Don’t lock into one platform. Snowflake and Databricks specifically claim to do everything. From SQL to Spark to ML and governance. This brings back memory of Oracle and IBM a few decades ago. Definitely use those platforms if they add value. As part of an overall solution. But don’t go all-in.
Standardize on something that you can easily move from platform to platform. Today, for all processing code, the humble docker container is a great abstraction layer. It’s universally supported across clouds. And you can run it yourself or go for managed solutions.
Keep a close eye on cloud costs, and pro-actively optimize where it hurts the most. Don’t wait for the executives to do this exercise for you. Cloud vendors have tools and dashboards to do exactly this. Use them!

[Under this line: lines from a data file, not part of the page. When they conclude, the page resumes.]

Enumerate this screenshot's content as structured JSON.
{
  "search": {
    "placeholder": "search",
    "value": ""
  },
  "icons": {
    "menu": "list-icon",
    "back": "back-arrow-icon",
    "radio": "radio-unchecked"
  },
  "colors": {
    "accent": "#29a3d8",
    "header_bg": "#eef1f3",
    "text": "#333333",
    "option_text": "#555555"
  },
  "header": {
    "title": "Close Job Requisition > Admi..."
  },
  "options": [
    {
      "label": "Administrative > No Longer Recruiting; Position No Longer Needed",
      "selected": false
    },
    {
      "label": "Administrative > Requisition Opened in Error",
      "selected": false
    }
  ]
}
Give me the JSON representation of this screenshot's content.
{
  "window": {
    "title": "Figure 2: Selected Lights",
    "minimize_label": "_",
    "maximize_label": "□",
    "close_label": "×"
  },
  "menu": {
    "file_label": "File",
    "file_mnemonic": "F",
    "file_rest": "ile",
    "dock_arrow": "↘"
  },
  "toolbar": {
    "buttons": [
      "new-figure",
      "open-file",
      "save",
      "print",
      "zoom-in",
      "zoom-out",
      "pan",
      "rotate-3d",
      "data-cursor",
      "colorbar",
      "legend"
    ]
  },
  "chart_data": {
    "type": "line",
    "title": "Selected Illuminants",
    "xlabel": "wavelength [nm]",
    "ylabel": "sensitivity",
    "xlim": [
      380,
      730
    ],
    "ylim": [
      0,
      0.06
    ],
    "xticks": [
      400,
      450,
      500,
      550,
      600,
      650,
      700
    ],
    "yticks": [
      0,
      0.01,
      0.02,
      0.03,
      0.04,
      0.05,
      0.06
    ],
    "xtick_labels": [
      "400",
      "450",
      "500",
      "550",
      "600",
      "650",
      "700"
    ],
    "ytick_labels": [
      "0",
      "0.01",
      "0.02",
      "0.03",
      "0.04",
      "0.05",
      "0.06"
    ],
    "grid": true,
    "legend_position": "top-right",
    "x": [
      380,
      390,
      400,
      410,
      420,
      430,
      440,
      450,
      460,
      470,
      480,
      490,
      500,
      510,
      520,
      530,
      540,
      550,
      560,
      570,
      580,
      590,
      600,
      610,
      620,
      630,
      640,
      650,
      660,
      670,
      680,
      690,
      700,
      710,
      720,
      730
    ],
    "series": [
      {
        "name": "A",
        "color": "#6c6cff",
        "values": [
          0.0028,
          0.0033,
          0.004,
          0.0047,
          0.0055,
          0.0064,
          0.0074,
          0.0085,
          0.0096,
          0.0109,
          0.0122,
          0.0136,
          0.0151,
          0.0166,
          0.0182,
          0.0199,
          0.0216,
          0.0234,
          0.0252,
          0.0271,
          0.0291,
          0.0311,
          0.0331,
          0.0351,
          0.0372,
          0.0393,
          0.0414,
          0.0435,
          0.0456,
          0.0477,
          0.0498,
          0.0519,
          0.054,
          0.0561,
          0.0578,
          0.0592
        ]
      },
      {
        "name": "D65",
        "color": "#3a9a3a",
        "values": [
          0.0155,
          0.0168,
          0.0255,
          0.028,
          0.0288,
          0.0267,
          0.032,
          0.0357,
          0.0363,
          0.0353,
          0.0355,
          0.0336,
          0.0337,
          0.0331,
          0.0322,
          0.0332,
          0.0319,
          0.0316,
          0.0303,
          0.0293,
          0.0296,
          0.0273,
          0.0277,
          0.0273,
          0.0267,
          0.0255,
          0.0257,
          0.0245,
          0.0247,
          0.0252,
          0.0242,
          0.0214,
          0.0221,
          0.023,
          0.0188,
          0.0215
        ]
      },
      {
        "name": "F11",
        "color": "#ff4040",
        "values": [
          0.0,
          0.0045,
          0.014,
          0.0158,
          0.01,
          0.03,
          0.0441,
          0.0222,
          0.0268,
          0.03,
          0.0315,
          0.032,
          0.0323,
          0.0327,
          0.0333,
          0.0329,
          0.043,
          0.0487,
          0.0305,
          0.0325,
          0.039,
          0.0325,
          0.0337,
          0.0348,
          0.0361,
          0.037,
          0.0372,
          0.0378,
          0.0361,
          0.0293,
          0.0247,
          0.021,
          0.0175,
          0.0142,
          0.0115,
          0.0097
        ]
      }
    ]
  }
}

Whatever you do, iterate. Don’t make 5 year plans. Don’t spend 1 year on architecture alone. Ship useful stuff. Collect feedback. Iterate. A modern data platform evolves over time.
How does this help with rising cloud costs? Simple. Let’s say you need to do data ingestion. This can be a sequence of actions you decide to do: Run ingests in a python script → replace python script with Fivetran if it becomes too complex to manage → Move away from Fivetran if it becomes too expensive by setting up Airbyte yourself.
I’m not saying one solution is better than the other. Just keep your options open. And make sure you can switch between DIY, open-source tooling and managed services.